Monday, June 08, 2026

Redefining progress and the American Dream.

Hearing a radio interview about career opportunities for today's young people brings me back to my first years out of college as if nothing ever changes.

It's said that this generation may be the first to have lower standards of living and smaller homes than their parents. I heard that before and I keep thinking, smaller homes, but maybe better social lives?

Since my college days, I've been thinking that we are running out of room on planet Earth. If not actually running out of room, at least economic development has been constrained by more and more regulations. These regulations are attempting to protect the environment, such as farmland preservation, wetland rules, zoning and so forth.

If not actual limits to growth, we have imposed red tape limits which is basically what people, on the right, keep harping on. I still think most of these limits are there for good reasons. Yes, we do need to protect the environment. Still, this does have an effect on the ease of attaining economic growth and prosperity.

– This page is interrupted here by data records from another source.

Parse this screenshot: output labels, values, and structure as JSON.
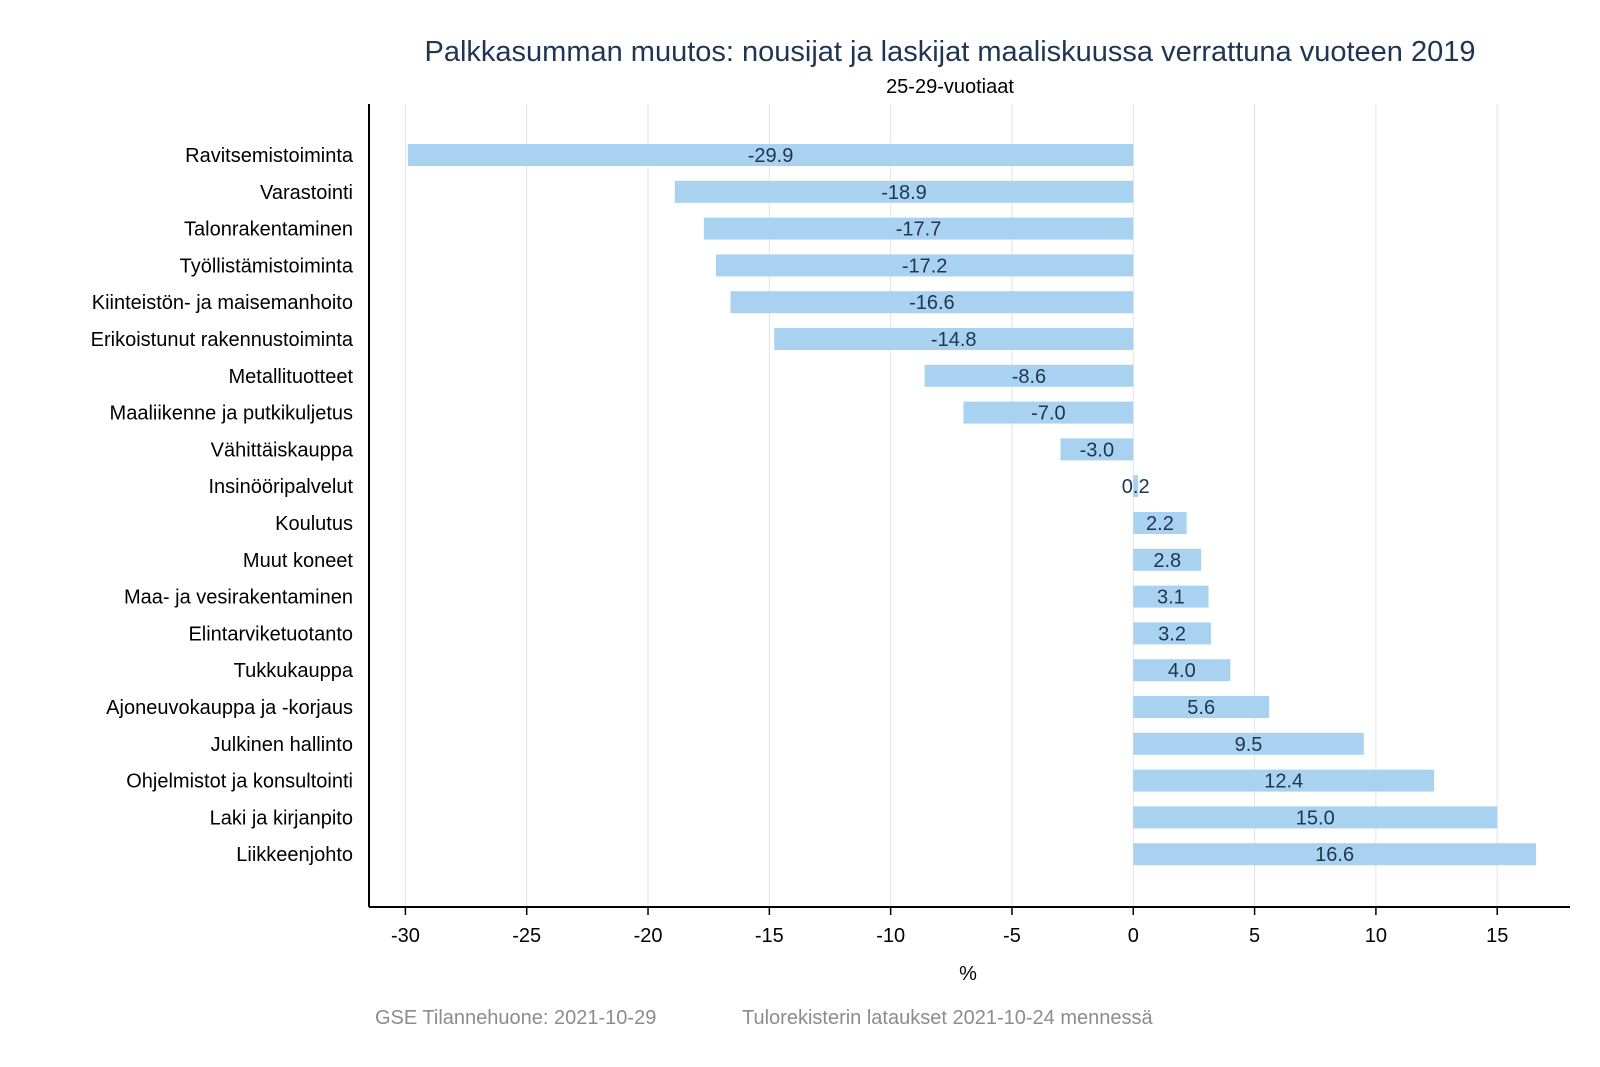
{
  "chart_data": {
    "type": "bar",
    "orientation": "horizontal",
    "title": "Palkkasumman muutos: nousijat ja laskijat maaliskuussa verrattuna vuoteen 2019",
    "subtitle": "25-29-vuotiaat",
    "xlabel": "%",
    "ylabel": "",
    "xlim": [
      -31.5,
      18
    ],
    "xticks": [
      -30,
      -25,
      -20,
      -15,
      -10,
      -5,
      0,
      5,
      10,
      15
    ],
    "grid": "vertical",
    "bar_color": "#a8d2f0",
    "categories": [
      "Ravitsemistoiminta",
      "Varastointi",
      "Talonrakentaminen",
      "Työllistämistoiminta",
      "Kiinteistön- ja maisemanhoito",
      "Erikoistunut rakennustoiminta",
      "Metallituotteet",
      "Maaliikenne ja putkikuljetus",
      "Vähittäiskauppa",
      "Insinööripalvelut",
      "Koulutus",
      "Muut koneet",
      "Maa- ja vesirakentaminen",
      "Elintarviketuotanto",
      "Tukkukauppa",
      "Ajoneuvokauppa ja -korjaus",
      "Julkinen hallinto",
      "Ohjelmistot ja konsultointi",
      "Laki ja kirjanpito",
      "Liikkeenjohto"
    ],
    "values": [
      -29.9,
      -18.9,
      -17.7,
      -17.2,
      -16.6,
      -14.8,
      -8.6,
      -7.0,
      -3.0,
      0.2,
      2.2,
      2.8,
      3.1,
      3.2,
      4.0,
      5.6,
      9.5,
      12.4,
      15.0,
      16.6
    ],
    "value_labels": [
      "-29.9",
      "-18.9",
      "-17.7",
      "-17.2",
      "-16.6",
      "-14.8",
      "-8.6",
      "-7.0",
      "-3.0",
      "0.2",
      "2.2",
      "2.8",
      "3.1",
      "3.2",
      "4.0",
      "5.6",
      "9.5",
      "12.4",
      "15.0",
      "16.6"
    ]
  },
  "footer": {
    "source": "GSE Tilannehuone: 2021-10-29",
    "note": "Tulorekisterin lataukset 2021-10-24 mennessä"
  }
}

For years, I've kept thinking it's a tradeoff. We can live better without necessarily consuming more space on the planet.

Examples of this come from social progress in personal fulfilment and community life. Progress in gay rights is one example. More use of public transit, versus the space hogging private automobile, is another example.

For the entirety of my adult life, at least, cities, such as Seattle, have delt with traffic congestion. I keep thinking we could solve that, but people have just acquiesced to it instead; for the most part.

Back in my days right out of college, the big issue was lack of job creation. Industry faced red tape limits. Mining was going overseas and so forth. We faced the energy crisis with gas rationing during my college years. Since then, new technologies have brought more fossil fuel energy from fracking and so forth. Innovation and substitution has brought new wealth around the limits. We've had the tech boom.

Lack of affordable housing is a big issue now, whereas back in my past, it was more the lack of jobs. Today, there are more jobs, but they don't pay enough to afford the same space in housing.

Somehow, I still keep thinking we need to make fundamental changes in the way we define as the American Dream. I still think life can be better now than in (for instance) the 1950s. "Better" can be defined in different ways. Information and personal choices can be seen as wealth. Free time can be seen as wealth.

We need to think differently about the definition of the American Dream. Just taxing the super wealthy isn't going to solve this problem. Yes, I'm for taxing the rich, but even just taxing the super rich still has consequences for all consumers. Today, people are worried about Washington State's wealth tax chasing away the super rich and businesses with them. Will this impoverish our state?

We may need to learn to redefine what wealth means. Can one have a happy life while not necessarily living in a bigger house than their grandparents lived in?